Oh my gulay: Commodity prices are now the highest in two years
The Philippine economy has yet to regain its bearings and now another challenge rears its head—high commodity prices.
Anybody who has been going to the market for the past few months have been feeling the pinch as prices of food items have been going up, up, and up without any let-up. Because of this, the headline inflation rate — which tracks the rise of prices in a basket of basic goods and services — went up to a two-year high of 4.2% in January.
Last month’s inflation was driven mainly by a surge in food inflation, which was mainly meat and vegetables.
Pork prices, for one, have been going up so much some consumers are already having hypertension just by asking prices. Prices of lean pork are now going in the vicinity of P400 per kilo in some markets. Supply issues usually hound hog raisers at the start of the year, as farms tend to clear their stock to accommodate the high demand during the holiday season. But the problem was compounded this year by the blight of the African Swine Fever, that has been depleting local supply to record lows as various farms were forced to cull their stock.
To address the increase in meat prices, the government has set price caps on pork and chicken and allowed more imports, stop-gap measures that may help tame prices for a bit but can not of course address the underlying supply-side issues.

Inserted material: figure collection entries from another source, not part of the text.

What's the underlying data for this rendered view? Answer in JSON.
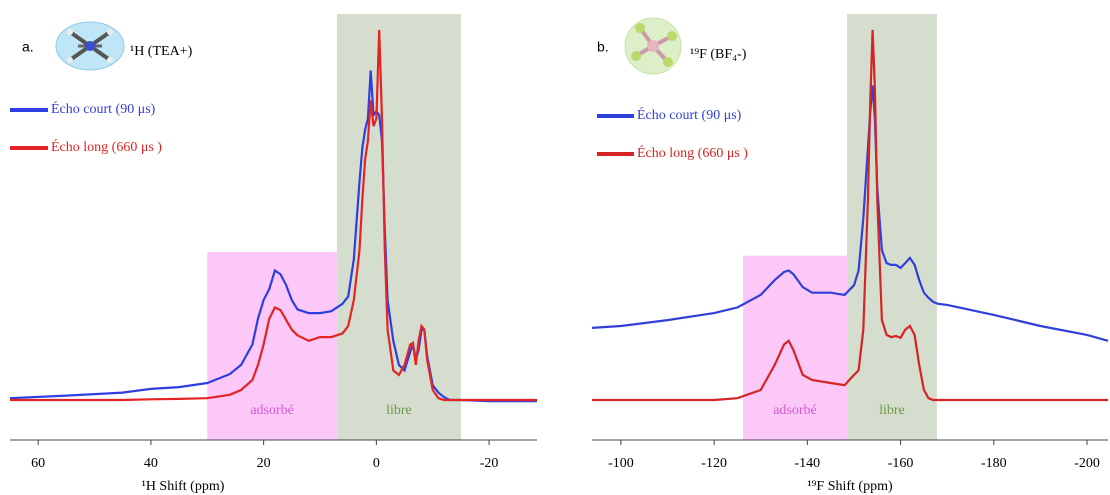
{
  "chart_data": [
    {
      "type": "line",
      "label": "a.",
      "title": "¹H (TEA+)",
      "xlabel": "¹H Shift (ppm)",
      "xlim": [
        65,
        -28.5
      ],
      "xticks": [
        60,
        40,
        20,
        0,
        -20
      ],
      "ylim": [
        -0.108,
        1.043
      ],
      "regions": [
        {
          "label": "adsorbé",
          "range": [
            30,
            7
          ],
          "top": 0.4,
          "color": "#fcc8f8",
          "label_color": "#d35ad3"
        },
        {
          "label": "libre",
          "range": [
            7,
            -15
          ],
          "top": 1.043,
          "color": "#d5ddce",
          "label_color": "#6f9a45"
        }
      ],
      "x": [
        65,
        55,
        45,
        40,
        35,
        30,
        26,
        24,
        22,
        21,
        20,
        19,
        18,
        17,
        16,
        15,
        14,
        12,
        10,
        8,
        6,
        5,
        4,
        3,
        2.5,
        2,
        1.5,
        1,
        0.5,
        0,
        -0.5,
        -1,
        -1.5,
        -2,
        -3,
        -4,
        -5,
        -6,
        -6.5,
        -7,
        -7.5,
        -8,
        -8.5,
        -9,
        -10,
        -11,
        -12,
        -13,
        -15,
        -20,
        -28.5
      ],
      "series": [
        {
          "name": "Écho court (90 μs)",
          "color": "#2f3ee0",
          "values": [
            0.005,
            0.012,
            0.02,
            0.03,
            0.035,
            0.046,
            0.07,
            0.095,
            0.15,
            0.22,
            0.27,
            0.3,
            0.35,
            0.34,
            0.31,
            0.27,
            0.245,
            0.235,
            0.235,
            0.24,
            0.26,
            0.28,
            0.38,
            0.59,
            0.68,
            0.73,
            0.76,
            0.89,
            0.77,
            0.78,
            0.77,
            0.7,
            0.46,
            0.27,
            0.16,
            0.095,
            0.08,
            0.13,
            0.15,
            0.11,
            0.135,
            0.19,
            0.19,
            0.12,
            0.04,
            0.02,
            0.008,
            0,
            0,
            -0.003,
            -0.003
          ]
        },
        {
          "name": "Écho long (660 μs )",
          "color": "#e42424",
          "values": [
            0,
            0,
            0,
            0.002,
            0.003,
            0.005,
            0.014,
            0.027,
            0.054,
            0.095,
            0.15,
            0.22,
            0.25,
            0.243,
            0.216,
            0.19,
            0.175,
            0.16,
            0.17,
            0.17,
            0.18,
            0.2,
            0.27,
            0.405,
            0.54,
            0.65,
            0.7,
            0.81,
            0.74,
            0.76,
            1.0,
            0.76,
            0.405,
            0.19,
            0.08,
            0.068,
            0.095,
            0.15,
            0.154,
            0.095,
            0.16,
            0.2,
            0.19,
            0.11,
            0.027,
            0.005,
            0,
            0,
            0,
            0,
            0
          ]
        }
      ]
    },
    {
      "type": "line",
      "label": "b.",
      "title": "¹⁹F (BF₄-)",
      "xlabel": "¹⁹F Shift (ppm)",
      "xlim": [
        -93.8,
        -204.5
      ],
      "xticks": [
        -100,
        -120,
        -140,
        -160,
        -180,
        -200
      ],
      "ylim": [
        -0.108,
        1.043
      ],
      "regions": [
        {
          "label": "adsorbé",
          "range": [
            -126.2,
            -148.5
          ],
          "top": 0.39,
          "color": "#fcc8f8",
          "label_color": "#d35ad3"
        },
        {
          "label": "libre",
          "range": [
            -148.5,
            -167.8
          ],
          "top": 1.043,
          "color": "#d5ddce",
          "label_color": "#6f9a45"
        }
      ],
      "x": [
        -93.8,
        -100,
        -110,
        -120,
        -125,
        -130,
        -133,
        -135,
        -136,
        -137,
        -139,
        -141,
        -145,
        -148,
        -150,
        -151,
        -152,
        -153,
        -153.5,
        -154,
        -154.5,
        -155,
        -156,
        -157,
        -158,
        -159,
        -160,
        -161,
        -162,
        -163,
        -164,
        -165,
        -166,
        -167,
        -168,
        -170,
        -180,
        -190,
        -200,
        -204.5
      ],
      "series": [
        {
          "name": "Écho court (90 μs)",
          "color": "#3140d8",
          "values": [
            0.195,
            0.2,
            0.216,
            0.235,
            0.25,
            0.284,
            0.324,
            0.346,
            0.35,
            0.34,
            0.305,
            0.29,
            0.29,
            0.284,
            0.31,
            0.35,
            0.49,
            0.68,
            0.78,
            0.85,
            0.76,
            0.57,
            0.405,
            0.37,
            0.365,
            0.365,
            0.357,
            0.37,
            0.384,
            0.365,
            0.324,
            0.29,
            0.276,
            0.265,
            0.26,
            0.257,
            0.23,
            0.2,
            0.176,
            0.16
          ]
        },
        {
          "name": "Écho long (660 μs )",
          "color": "#d42424",
          "values": [
            0,
            0,
            0,
            0,
            0.005,
            0.027,
            0.095,
            0.15,
            0.16,
            0.135,
            0.068,
            0.054,
            0.046,
            0.04,
            0.068,
            0.08,
            0.19,
            0.54,
            0.81,
            1.0,
            0.84,
            0.54,
            0.216,
            0.176,
            0.17,
            0.173,
            0.168,
            0.19,
            0.2,
            0.176,
            0.095,
            0.027,
            0.005,
            0,
            0,
            0,
            0,
            0,
            0,
            0
          ]
        }
      ]
    }
  ]
}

Prices of vegetables and even fruits, meanwhile, remain high due to tight supply from supplier regions following the string of typhoons last year. More so, oil prices also remain elevated, further adding to business costs.
Temporary
Though the January inflation was beyond the 3.3-4.1% forecast range of the Bangko Sentral ng Pilipinas, the central bank nevertheless said this “uptrend in inflation is seen to be temporary.”
Acting Socioeconomic Planning Secretary Karl Chua said their “priority right now is to ensure that food supply is adequate so that households affected by COVID-19 and the quarantines will not be doubly affected by the increase in food prices.”
For policy think-tank Ibon, the faster-than-expected inflation underscored the urgency for the government to give new cash subsidies to the poorest households.
Moving forward, the record-high inflation may also stay the hand of the BSP in further cutting down interest rates. Last year, the BSP cut rates five times in a bid to jumpstart the flagging economy hit hard by the pandemic. As the monetary board meets on Feb. 11 for its first policy meeting for the year, higher commodity prices may give regulators second thoughts in further trimming its key policy lending rate.